OpenAI has a post explaining the three main techniques it used to “prevent generated images from violating our content policy.”
First, they filtered out violent and sexual images from the training dataset:
[W]e prioritized filtering out all of the bad data over leaving in all of the good data. This is because we can always fine-tune our model with more data later to teach it new things, but it’s much harder to make the model forget something that it has already learned.
Second, they found that the filtering can actually amplify bias because the smaller remaining datasets may be less diverse:
We hypothesize that this particular case of bias amplification comes from two places: first, even if women and men have roughly equal representation in the original dataset, the dataset may be biased toward presenting women in more sexualized contexts; and second, our classifiers themselves may be biased either due to implementation or class definition, despite our efforts to ensure that this was not the case during the data collection and validation phases. Due to both of these effects, our filter may remove more images of women than men, which changes the gender ratio that the model observes in training.

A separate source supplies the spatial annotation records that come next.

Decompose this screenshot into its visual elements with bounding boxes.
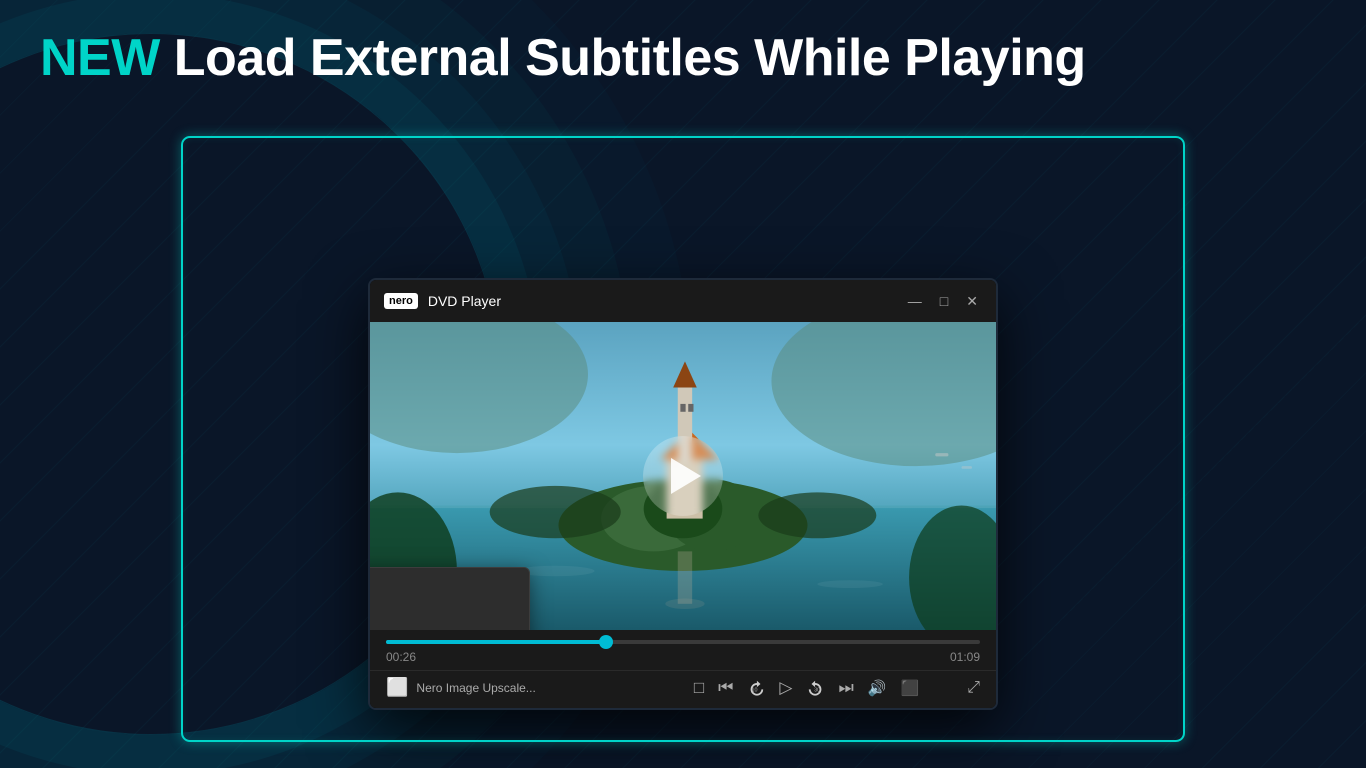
window-controls: — □ ✕ (904, 292, 982, 310)
ctx-pause[interactable]: Pause (370, 617, 529, 630)
play-ctrl-button[interactable]: ▷ (779, 678, 792, 698)
forward-30-button[interactable]: 30 (807, 679, 825, 697)
fullscreen-ctrl-button[interactable]: ⤢ (967, 679, 980, 697)
svg-text:10: 10 (752, 687, 758, 693)
video-area[interactable]: Full Screen Pause Play from the beginnin… (370, 322, 996, 630)
file-info: ⬜ Nero Image Upscale... (386, 677, 682, 698)
controls-bar: ⬜ Nero Image Upscale... □ ⏮ 10 ▷ 30 (370, 670, 996, 708)
title-bar: nero DVD Player — □ ✕ (370, 280, 996, 322)
control-buttons: □ ⏮ 10 ▷ 30 ⏭ 🔊 ⬛ (694, 678, 980, 698)
file-icon: ⬜ (386, 677, 408, 698)
progress-thumb[interactable] (599, 635, 613, 649)
rewind-10-button[interactable]: 10 (747, 679, 765, 697)
svg-text:30: 30 (814, 687, 820, 693)
ctx-fullscreen[interactable]: Full Screen (370, 576, 529, 617)
time-row: 00:26 01:09 (386, 650, 980, 664)
context-menu: Full Screen Pause Play from the beginnin… (370, 567, 530, 630)
nero-logo: nero (384, 293, 418, 309)
play-icon (671, 458, 701, 494)
play-button[interactable] (643, 436, 723, 516)
headline: NEW Load External Subtitles While Playin… (40, 28, 1326, 88)
app-title: DVD Player (428, 293, 894, 309)
skip-forward-button[interactable]: ⏭ (839, 678, 854, 698)
skip-back-button[interactable]: ⏮ (718, 678, 733, 698)
headline-text: Load External Subtitles While Playing (160, 29, 1086, 87)
subtitles-button[interactable]: ⬛ (901, 679, 920, 697)
volume-button[interactable]: 🔊 (868, 679, 887, 697)
headline-new: NEW (40, 29, 160, 87)
file-name: Nero Image Upscale... (416, 681, 535, 695)
player-window: nero DVD Player — □ ✕ (368, 278, 998, 710)
progress-fill (386, 640, 606, 644)
close-button[interactable]: ✕ (962, 292, 982, 310)
maximize-button[interactable]: □ (936, 292, 952, 310)
progress-track[interactable] (386, 640, 980, 644)
time-total: 01:09 (950, 650, 980, 664)
window-mode-button[interactable]: □ (694, 678, 704, 698)
time-current: 00:26 (386, 650, 416, 664)
minimize-button[interactable]: — (904, 292, 926, 310)
progress-area: 00:26 01:09 (370, 630, 996, 670)
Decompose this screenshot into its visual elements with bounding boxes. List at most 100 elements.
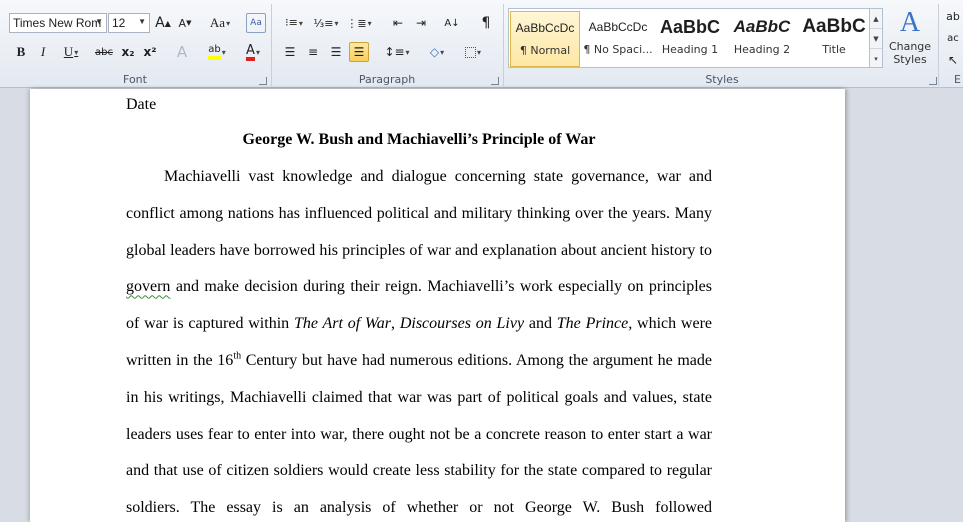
- highlight-button[interactable]: ab: [202, 42, 232, 62]
- align-right-icon: ☰: [330, 45, 342, 59]
- paragraph-line: in his writings, Machiavelli claimed tha…: [126, 388, 712, 406]
- paragraph-dialog-launcher-icon[interactable]: [491, 77, 499, 85]
- binoculars-icon: ab: [946, 9, 960, 23]
- document-body[interactable]: Date George W. Bush and Machiavelli’s Pr…: [126, 89, 712, 522]
- select-button[interactable]: ↖: [943, 50, 963, 70]
- multilevel-list-button[interactable]: ⋮≣: [344, 13, 374, 33]
- subscript-icon: x₂: [121, 45, 135, 59]
- font-name-value: Times New Rom: [13, 16, 102, 30]
- find-button[interactable]: ab: [943, 6, 963, 26]
- increase-indent-icon: ⇥: [415, 16, 427, 30]
- editing-group-label: E: [954, 73, 961, 86]
- document-canvas: Date George W. Bush and Machiavelli’s Pr…: [0, 89, 963, 522]
- line-spacing-button[interactable]: ↕≡: [382, 42, 412, 62]
- numbered-list-icon: ⅓≡: [313, 16, 334, 30]
- font-size-combo[interactable]: 12 ▼: [108, 13, 150, 33]
- font-color-button[interactable]: A: [238, 42, 268, 62]
- cursor-arrow-icon: ↖: [947, 53, 959, 67]
- replace-button[interactable]: ac: [943, 28, 963, 48]
- font-color-icon: A: [246, 44, 255, 61]
- book-title-art-of-war: The Art of War: [293, 315, 392, 333]
- line-text: of war is captured within: [126, 315, 294, 333]
- text-effects-button[interactable]: A: [172, 42, 192, 62]
- font-group-label: Font: [123, 73, 147, 86]
- group-divider: [938, 4, 939, 86]
- book-title-discourses: Discourses on Livy: [399, 315, 525, 333]
- font-name-combo[interactable]: Times New Rom ▼: [9, 13, 107, 33]
- align-center-button[interactable]: ≡: [303, 42, 323, 62]
- styles-dialog-launcher-icon[interactable]: [929, 77, 937, 85]
- bullets-button[interactable]: ⁝≡: [280, 13, 308, 33]
- superscript-text: th: [233, 350, 242, 362]
- bold-icon: B: [16, 44, 26, 59]
- multilevel-list-icon: ⋮≣: [346, 16, 367, 30]
- show-formatting-button[interactable]: ¶: [476, 13, 496, 33]
- styles-group-label: Styles: [705, 73, 739, 86]
- text-effects-icon: A: [176, 43, 188, 61]
- font-group: Times New Rom ▼ 12 ▼ A▲ A▼ Aa Aa B I U a…: [0, 0, 270, 88]
- line-text: and: [524, 315, 557, 333]
- line-text: and make decision during their reign. Ma…: [170, 278, 712, 296]
- styles-group: Styles: [504, 0, 940, 88]
- align-center-icon: ≡: [307, 45, 319, 59]
- ribbon: Times New Rom ▼ 12 ▼ A▲ A▼ Aa Aa B I U a…: [0, 0, 963, 88]
- increase-indent-button[interactable]: ⇥: [411, 13, 431, 33]
- underline-icon: U: [63, 44, 74, 59]
- bullet-list-icon: ⁝≡: [285, 16, 298, 29]
- strikethrough-icon: abc: [95, 46, 113, 58]
- borders-icon: [464, 46, 476, 58]
- sort-az-icon: A↓: [444, 17, 460, 29]
- subscript-button[interactable]: x₂: [118, 42, 138, 62]
- font-dialog-launcher-icon[interactable]: [259, 77, 267, 85]
- borders-button[interactable]: [458, 42, 488, 62]
- paragraph-line: leaders uses fear to enter into war, the…: [126, 425, 712, 443]
- paragraph-line: soldiers. The essay is an analysis of wh…: [126, 499, 712, 517]
- chevron-down-icon: ▼: [95, 17, 103, 26]
- underline-button[interactable]: U: [56, 42, 86, 62]
- justify-button[interactable]: ☰: [349, 42, 369, 62]
- shrink-font-button[interactable]: A ▼: [175, 13, 195, 33]
- date-line: Date: [126, 96, 157, 113]
- book-title-the-prince: The Prince,: [556, 315, 633, 333]
- decrease-indent-button[interactable]: ⇤: [388, 13, 408, 33]
- change-case-button[interactable]: Aa: [207, 13, 233, 33]
- italic-button[interactable]: I: [33, 42, 53, 62]
- paragraph-group-label: Paragraph: [358, 73, 416, 86]
- paragraph-line: global leaders have borrowed his princip…: [126, 241, 712, 259]
- grow-font-button[interactable]: A ▲: [153, 13, 173, 33]
- pilcrow-icon: ¶: [481, 15, 491, 31]
- align-left-icon: ☰: [284, 45, 296, 59]
- paragraph-line: written in the 16th Century but have had…: [126, 343, 712, 380]
- numbering-button[interactable]: ⅓≡: [312, 13, 340, 33]
- replace-icon: ac: [947, 32, 959, 44]
- font-size-value: 12: [112, 16, 126, 30]
- chevron-down-icon: ▼: [138, 17, 146, 26]
- paragraph-line: govern and make decision during their re…: [126, 269, 712, 306]
- bold-button[interactable]: B: [11, 42, 31, 62]
- align-left-button[interactable]: ☰: [280, 42, 300, 62]
- essay-title: George W. Bush and Machiavelli’s Princip…: [242, 131, 596, 148]
- superscript-icon: x²: [143, 45, 157, 59]
- superscript-button[interactable]: x²: [140, 42, 160, 62]
- caret-up-icon: ▲: [164, 18, 171, 28]
- sort-button[interactable]: A↓: [442, 13, 462, 33]
- clear-formatting-button[interactable]: Aa: [246, 13, 266, 33]
- paragraph-line: and that use of citizen soldiers would c…: [126, 462, 712, 480]
- caret-down-icon: ▼: [186, 19, 192, 27]
- strikethrough-button[interactable]: abc: [92, 42, 116, 62]
- line-text: ,: [391, 315, 400, 333]
- line-text: Century but have had numerous editions. …: [241, 351, 713, 369]
- italic-icon: I: [40, 44, 46, 59]
- align-right-button[interactable]: ☰: [326, 42, 346, 62]
- paint-bucket-icon: ◇: [429, 45, 440, 59]
- shrink-font-icon: A: [178, 16, 187, 30]
- decrease-indent-icon: ⇤: [392, 16, 404, 30]
- paragraph-line: of war is captured within The Art of War…: [126, 306, 712, 343]
- paragraph-line: Machiavelli vast knowledge and dialogue …: [164, 168, 712, 185]
- justify-icon: ☰: [353, 45, 365, 59]
- document-page[interactable]: Date George W. Bush and Machiavelli’s Pr…: [30, 89, 845, 522]
- grammar-flagged-word[interactable]: govern: [126, 278, 170, 295]
- line-text: written in the 16: [126, 351, 234, 369]
- shading-button[interactable]: ◇: [422, 42, 452, 62]
- editing-group: ab ac ↖ E: [940, 0, 963, 88]
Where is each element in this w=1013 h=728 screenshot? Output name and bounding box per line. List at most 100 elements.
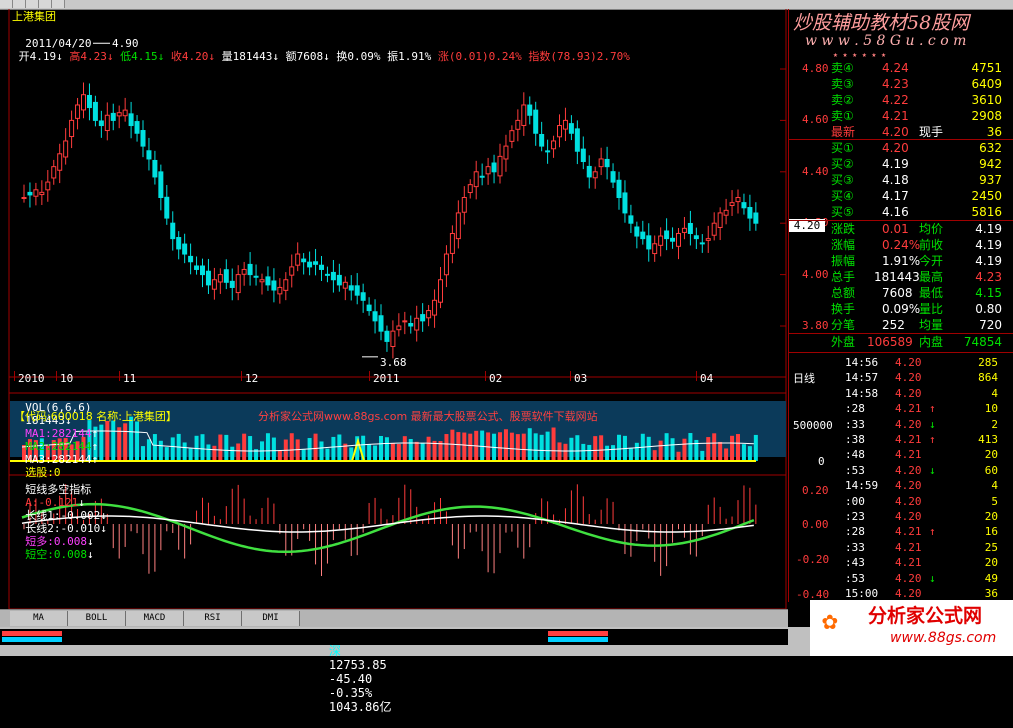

They fix this by re-weighting the training dataset so that the categories of filtered data are as balanced as the categories of unfiltered data.
Third, they needed to prevent image regurgitation to avoid IP and privacy issues. They found that most regurgitated images (a) were simple vector graphics; and (b) had many near-duplicates in the training set. As a result, these images were easier for the model to memorize. So they de-duplicated images with a clustering algorithm.
To test the effect of deduplication on our models, we trained two models with identical hyperparameters: one on the full dataset, and one on the deduplicated version of the dataset. . . . Surprisingly, we found that human evaluators slightly preferred the model trained on deduplicated data, suggesting that the large amount of redundant images in the dataset was actually hurting performance.
Given the obviously impressive results, this is an instructive set of techniques for AI model bias mitigation.